Because glass is made from natural materials such as sand and limestone, it glass containers have a low rate of chemical interaction with their contents. As a result, glass can be safely reused. Besides serving as the primary ingredient in new glass containers, recycled glass also has many other commercial uses—from creating decorative tiles and landscaping material to rebuilding eroded beaches.
As I pointed out at the beginning of this article, glass recycling is simple. It’s simple, because glass is one of the easiest materials to recycle. For one thing, glass is accepted by almost all curbside recycling programs and municipal recycling centers. About all most people have to do to recycle glass bottles and jars is to carry their recycling bin to the curb, or maybe drop off their empty glass containers at a nearby collection point.
If you need an extra incentive to recycle glass, how about this: Several U.S. states offer cash refunds for most glass bottles, so in some areas glass recycling can actually put a little extra money in your pocket.
The speed with which consumers use and replace electronic devices is staggering.

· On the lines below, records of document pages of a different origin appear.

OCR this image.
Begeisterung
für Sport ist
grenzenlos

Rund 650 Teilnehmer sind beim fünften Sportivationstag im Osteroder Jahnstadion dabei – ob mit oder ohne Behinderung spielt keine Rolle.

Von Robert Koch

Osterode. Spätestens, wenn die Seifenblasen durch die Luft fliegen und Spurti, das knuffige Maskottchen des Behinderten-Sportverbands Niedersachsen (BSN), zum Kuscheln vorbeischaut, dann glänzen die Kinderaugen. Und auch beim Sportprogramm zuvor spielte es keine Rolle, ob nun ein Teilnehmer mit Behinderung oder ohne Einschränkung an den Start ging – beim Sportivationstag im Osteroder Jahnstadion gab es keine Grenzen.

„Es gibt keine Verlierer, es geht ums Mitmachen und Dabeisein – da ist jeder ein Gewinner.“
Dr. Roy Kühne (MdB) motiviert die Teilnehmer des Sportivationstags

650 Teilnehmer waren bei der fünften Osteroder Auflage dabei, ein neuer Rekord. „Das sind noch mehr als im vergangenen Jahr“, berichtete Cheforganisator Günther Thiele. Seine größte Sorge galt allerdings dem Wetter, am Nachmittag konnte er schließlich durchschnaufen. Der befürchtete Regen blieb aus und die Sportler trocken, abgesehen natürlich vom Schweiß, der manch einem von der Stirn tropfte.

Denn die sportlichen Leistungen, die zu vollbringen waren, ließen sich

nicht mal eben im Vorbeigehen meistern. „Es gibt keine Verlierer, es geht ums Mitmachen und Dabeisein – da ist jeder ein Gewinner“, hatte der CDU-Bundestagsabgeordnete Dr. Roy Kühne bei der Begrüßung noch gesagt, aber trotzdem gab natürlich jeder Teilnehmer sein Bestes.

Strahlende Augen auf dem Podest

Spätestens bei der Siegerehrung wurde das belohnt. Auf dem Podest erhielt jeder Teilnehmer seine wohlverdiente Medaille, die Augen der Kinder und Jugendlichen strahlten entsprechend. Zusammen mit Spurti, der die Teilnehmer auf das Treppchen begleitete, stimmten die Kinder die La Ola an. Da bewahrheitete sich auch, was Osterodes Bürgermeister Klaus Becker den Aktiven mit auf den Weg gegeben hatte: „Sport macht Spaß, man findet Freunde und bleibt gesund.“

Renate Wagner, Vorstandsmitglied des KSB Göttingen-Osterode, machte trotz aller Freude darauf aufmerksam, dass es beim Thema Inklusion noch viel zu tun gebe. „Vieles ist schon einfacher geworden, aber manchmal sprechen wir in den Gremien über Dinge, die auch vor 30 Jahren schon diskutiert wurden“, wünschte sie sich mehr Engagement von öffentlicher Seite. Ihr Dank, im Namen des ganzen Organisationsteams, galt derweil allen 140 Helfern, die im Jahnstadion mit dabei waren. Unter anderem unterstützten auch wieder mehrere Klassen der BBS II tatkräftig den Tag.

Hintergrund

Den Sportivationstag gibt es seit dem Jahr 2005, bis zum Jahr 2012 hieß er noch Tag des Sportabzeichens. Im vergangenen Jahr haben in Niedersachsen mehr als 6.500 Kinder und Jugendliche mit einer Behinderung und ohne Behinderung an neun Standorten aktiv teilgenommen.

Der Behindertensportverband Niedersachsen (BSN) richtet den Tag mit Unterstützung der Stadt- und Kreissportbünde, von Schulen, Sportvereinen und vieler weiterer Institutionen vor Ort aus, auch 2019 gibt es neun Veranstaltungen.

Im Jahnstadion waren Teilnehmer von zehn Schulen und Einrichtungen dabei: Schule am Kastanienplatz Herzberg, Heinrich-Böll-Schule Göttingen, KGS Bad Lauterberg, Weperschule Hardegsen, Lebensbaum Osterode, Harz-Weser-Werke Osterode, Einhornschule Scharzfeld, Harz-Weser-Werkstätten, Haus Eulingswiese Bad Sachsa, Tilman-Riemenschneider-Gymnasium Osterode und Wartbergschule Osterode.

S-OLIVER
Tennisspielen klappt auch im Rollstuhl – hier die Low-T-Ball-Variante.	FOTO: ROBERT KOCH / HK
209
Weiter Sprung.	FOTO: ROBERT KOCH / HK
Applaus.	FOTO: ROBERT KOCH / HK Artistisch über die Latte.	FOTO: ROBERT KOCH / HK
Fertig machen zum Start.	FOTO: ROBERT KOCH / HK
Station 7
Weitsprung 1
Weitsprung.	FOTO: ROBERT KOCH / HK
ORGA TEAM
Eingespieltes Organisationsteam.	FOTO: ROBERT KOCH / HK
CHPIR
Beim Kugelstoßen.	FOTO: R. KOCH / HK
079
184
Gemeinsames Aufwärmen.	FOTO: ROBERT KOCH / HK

In the U.S., in 2009 alone, discarded electronics like TVs, computers and computer peripherals comprised approximately 2.37 tons of waste. Of that amount, about 1.7 million tons were destined for landfills.
Computer infrastructure also contains valuable metals such as gold, copper and platinum. Throwing away computers forces manufacturers to expend energy and resources to find raw materials for new products. Mining for precious metals, creation of engineered plastics and the manufacture of brand new components all consume energy and expel greenhouse gases into the environment, hastening the effects of climate change.
Conserves natural resources -
Valuable material can be recovered from old electronics, and these materials can be used to make new products. For example, precious metals are used in computer circuit boards and other electronic components, and of course glass and plastics are used for tv and computer monitors. Recycling these products reduces the need to mine the Earth for new raw materials.
Supports the community -
Donating your old electronics supports schools, low-income families, and non-profit agencies by providing them with refurbished computers, cell phones, and other electronics. Individuals are helped by being able to access technology that they could not otherwise afford. Check with these groups first to make sure your equipment meets their needs.
Creates jobs locally –
As demand for electronics recycling grows, new businesses will be forming and existing companies will be looking to hire more people to staff their facilities to recover recyclable materials (more than 90% of electronic equipment is recycleable!).
Protect Public Health and the Environment -
Most electronics contain hazardous or toxic materials which can cause an environmental problem if discarded in the trash. Safely recycling and reusing electronics helps substances like lead and mercury from harming people or the environment.